Wednesday, November 7, 2012

My Letter to Mitt Romney



I did not gloat last night as I watched you concede, with your red-rimmed eyes and fatigue, your wife's stretched smile barely holding. Though I had done all I could to create your defeat, and would repeat it, I did not gloat. 

I saw you in that moment as collateral damage--the poster boy for extremists--and felt your fragility and confusion. And maybe that's why I'm writing, because that was the first human moment I had with you in this long campaign. Or maybe I just want to throw words up in the air again, seeing how they land.  Or perhaps I just want to know what I really think.

Here's the problem with those extremists you let whisper in your ear, Mr. Romney. They operate, always, outside of  what is.

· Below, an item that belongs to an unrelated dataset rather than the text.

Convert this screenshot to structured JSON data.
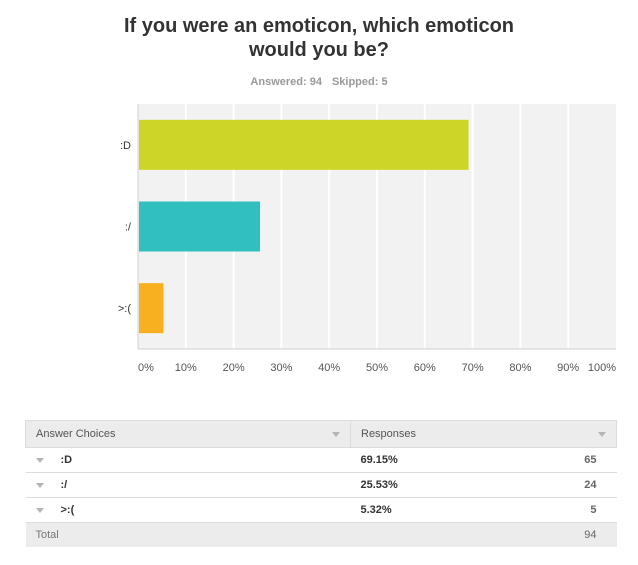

They think in theories of how people should be, what they should do, thinking they know. That's the catch, you see--thinking they know. That they know, if only they could control certain things that people can do, then the world would be somehow neater, more productive, kind of cleaned up. According to their idealized version of the world.

Except, that life doesn't work like that. Life isn't ideal because people aren't. People are messy. They love who they love, no matter what gender. They want to decide things that dramatically shape their lives, like bringing other people into this world for whom they will be responsible. They fight to be able to stay alive longer when they get sick. Things like that. And none of that means that those people aren't willing to change. It simply means that they want to be the ones to call it.

And that's the thing in the end, Senator. That's what we saw last night, as people with storm-ravaged lives stood on line for hours in the cold to call it. As consumers morphed back into citizens, demanding they call it. As people of color, the youth, and women especially came out to call it. 

You had a lot of people on your side. I know, and love, some of those people. They aren't monsters or idiots, and I choose to remember that every day. They believed you could help. But candidates are like a cable package--they come bundled. In the end, we each had to weigh everything you promised to do, not just some of it. And across this nation it came down to that--all the promises, not just some. In that booth, we each decided what we could live with. And I couldn't live with you.

Tonight, I'm not interested in watching you lose again, or watching Obama win. Frankly, I'd like to get on with it. Instead, I wish us all the bravery to leave the circus tent and rejoin this messy free county, the one we decided on yesterday, the only one we've got.